Student: [Unclear] [Laughter]
Student: Yeah, heavy.
Ken: That’s rather good I like that. Okay, any quick questions? We’re a bit over what I planned for the schedule this morning. I want to take a short break and do a sitting period. Yes?
Student: I have a very technical question about vizualization technique.
Ken: Yeah.
Student: When you visualize I find myself at times shifting at times I see a body sometimes I see [unclear]. The question, is it better to not be outside [unclear]
Ken: Ah this depends on a lot. I mean some people when they do these meditations they just enter the world they’re right in it. And other people it’s a bit more like watching a scene. The more fully you’re in it the more complete the experience. But you do what you can.
Student: [Unclear]
Ken: Yes, yeah. I can’t remember it but I know the kind of quotation you are referring to. Yeah.
Student: [Unclear]
Ken: Not necessarily. This is why I say it is a process. Because as you start working towards one thing it’s going back to the way the sword cuts. It cuts outside and it cuts inside. As you make this effort in attention in the world and you stay present in it, it’s also cutting in, and more and more things are being revealed in you. And you think oh, this isn’t really what I want to be doing at all, I want to be going here. But it’s only been revealed by making the effort to go there.
All right let’s take a short break. Who’s bringing the gongs, the bell today? Nobody?
Student: Pauline,
Ken: Okay in ten minutes and then we will come back, do a short period of sitting and then we will conclude. Okay?

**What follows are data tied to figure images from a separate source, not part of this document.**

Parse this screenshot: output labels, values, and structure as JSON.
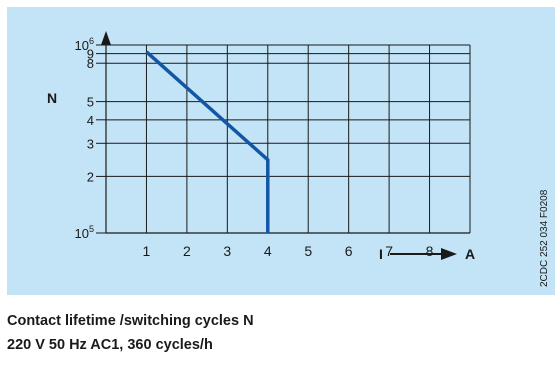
{
  "chart_data": {
    "type": "line",
    "y_scale": "log",
    "xlabel": "I",
    "x_unit": "A",
    "ylabel": "N",
    "x_ticks": [
      1,
      2,
      3,
      4,
      5,
      6,
      7,
      8
    ],
    "y_ticks": [
      {
        "value": 100000,
        "base": "10",
        "exp": "5"
      },
      {
        "value": 200000,
        "base": "2",
        "exp": ""
      },
      {
        "value": 300000,
        "base": "3",
        "exp": ""
      },
      {
        "value": 400000,
        "base": "4",
        "exp": ""
      },
      {
        "value": 500000,
        "base": "5",
        "exp": ""
      },
      {
        "value": 800000,
        "base": "8",
        "exp": ""
      },
      {
        "value": 900000,
        "base": "9",
        "exp": ""
      },
      {
        "value": 1000000,
        "base": "10",
        "exp": "6"
      }
    ],
    "xlim": [
      0,
      9
    ],
    "ylim": [
      100000,
      1000000
    ],
    "grid": true,
    "series": [
      {
        "name": "",
        "x": [
          1,
          4,
          4
        ],
        "y": [
          920000,
          245000,
          100000
        ]
      }
    ],
    "side_label": "2CDC 252 034 F0208",
    "colors": {
      "background": "#c3e3f6",
      "line": "#1257a6",
      "grid": "#1a1a1a"
    }
  },
  "caption": {
    "line1": "Contact lifetime /switching cycles N",
    "line2": "220 V 50 Hz AC1, 360 cycles/h"
  }
}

Student: I have a question.
Ken: Yes.
Student: When you were describing the five elements you know in the first—
Ken: Yeah.
Student: ….one you described this sort of weakness of the water element, the negative side of it as fluidity.
Ken: Dispersion.
Student: No, but it actually—
Ken: Says fluidity.
Student: It says fluidity.
Ken: Yeah okay.
Student: and—
Ken: That can be positive or negative.
Student: And fluidity is something I’m always trying to achieve in my control issues so.
Ken: Yeah, right. It can go either way—I probably need to revise that. But fluidity is there when nobody can pin you down.
Student: Actually I’m sorry no you rate fluidity as a quality not as a negative. But I think no it’s in your book as fluidity. I know I read it.